Di kelas yang lain, Ibu Astuti Sitanggang menyajikan isu migran dari sisi hukum. Tema yang dibahas antara lain adalah: Regulasi Internasional tentang Migran, Peraturan di Indonesia, 9 kategori migrasi internasional dan posisi Indonesia dalam konteks migrasi Internasional. Selanjutnya, dibahas juga tentang Tindak Pidana Perdagangan Orang (TPPO) dari segi regulasi dan juga implementasinya di masyarakat. Pada akhir sesi, para siswa diajak untuk merenungkan beberapa pertanyaan: apa yang bisa kita lakukan untuk membantu mereka yang menjadi korban, terutama korban perdagangan orang? Ada beberapa poin yang diuraikan berkaitan dengan hal tersebut:
  1. Masyarakat harus berubah dan menyederhanakan kebutuhan, mengendalikan kebiasaan dan mengendalikan nafsu makan dalam kehidupan sehari-hari;
  2. Menyiratkan untuk menghindari dinamika dominasi dan sekedar akumulasi kesenangan;
  3. Kebijakan ekonomi yang memihak keluarga. Perlu kritis dan penilaian etis atas fenomena ekonomi, sosial dan budaya yang membentuk masyarakat modern; kebebasan ekonomi tidak boleh menang atas kebebasan praktis manusia dan atas hak-haknya;  Pasar tidak boleh absolut namun menghormati perlunya keadilan;
  4. Mempromosikan penyadaran tanggung jawab dan kewajiban sisi permintaan perdagangan manusia.

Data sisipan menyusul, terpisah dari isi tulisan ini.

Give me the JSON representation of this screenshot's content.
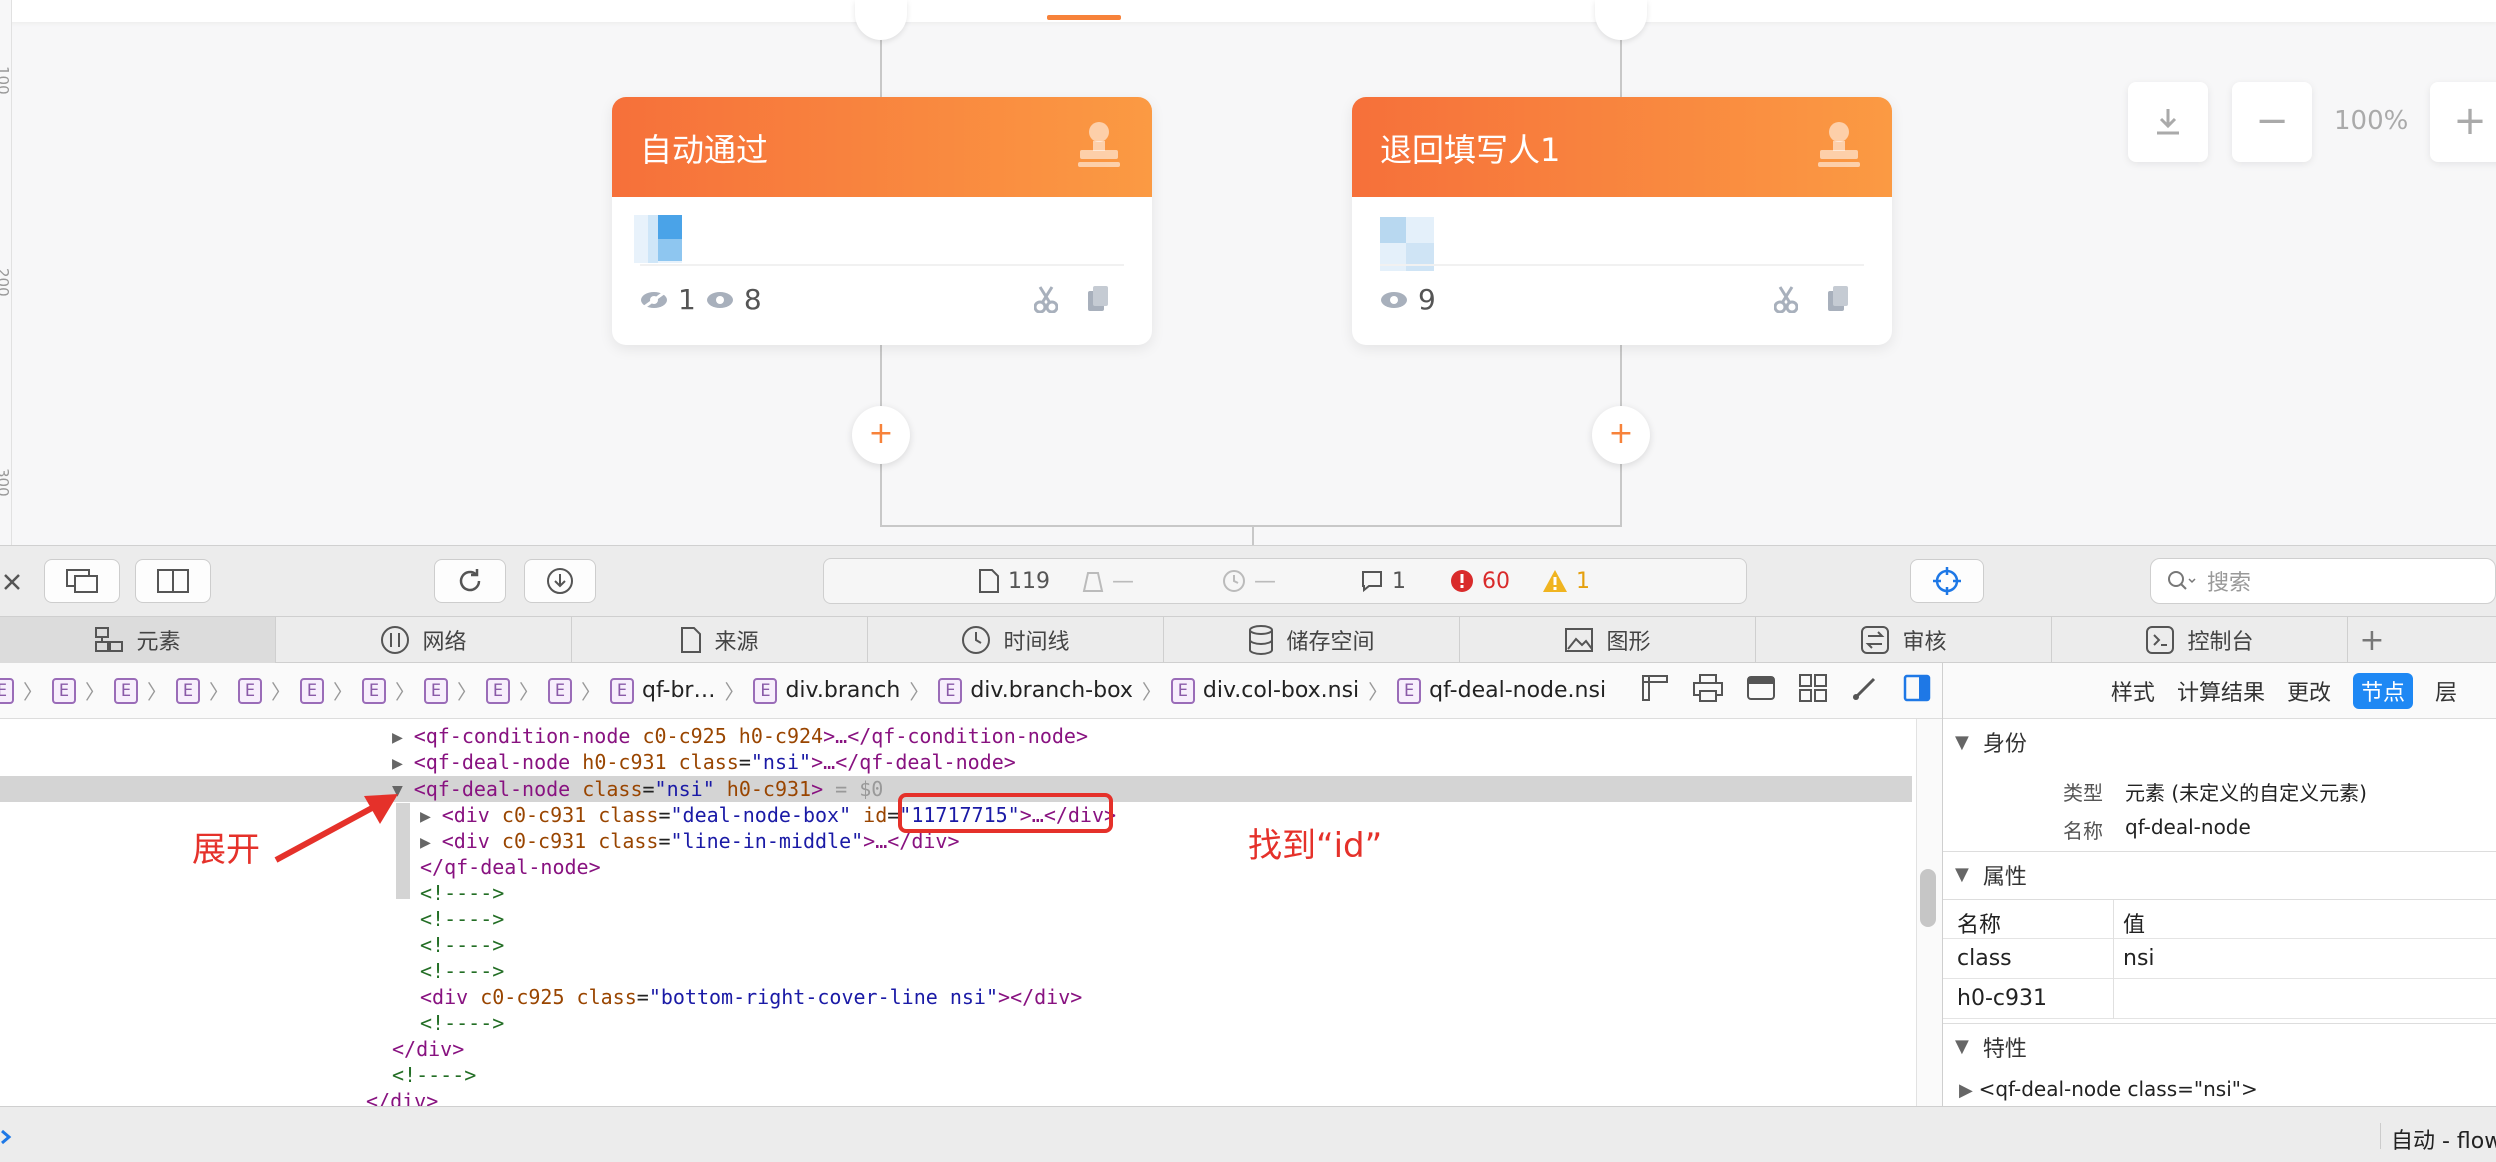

  5. Program khusus pendidikan dan pendidikan mandiri yang bertujuan memperkuat kapasitas untuk pencegahan perlindungan, penuntutan dan kemitraan;
  6. Remaja didik merangkul kehidupan seksual yang bertanggung jawab dalam konteks pernikahan yang setia dan seumur hidup, rasa hormat etis terhadap orang lain, menggunakan internet dengan bijaksana, asal usul produksi barang yang dibeli;
  7. Menjadi 'ragi' dalam masyarakat: berbagi banyak keuntungan, mengubah struktur yang mencegah penciptaan korban dan membuang orang, "tidak" ke ekonomi yang membunuh menjadi "ya" ke ekonomi yang memungkinkan hidup karena berbagi, menggunakan keuntungan untuk menciptakan persekutuan.
Sebagai penutup, Ibu Astuti menekankan bahwa dunia membutuhkan tanda-tanda solidaritas yang konkret terutama pada godaan untuk bersikap acuh tak acuh terhadap sekelilingnya.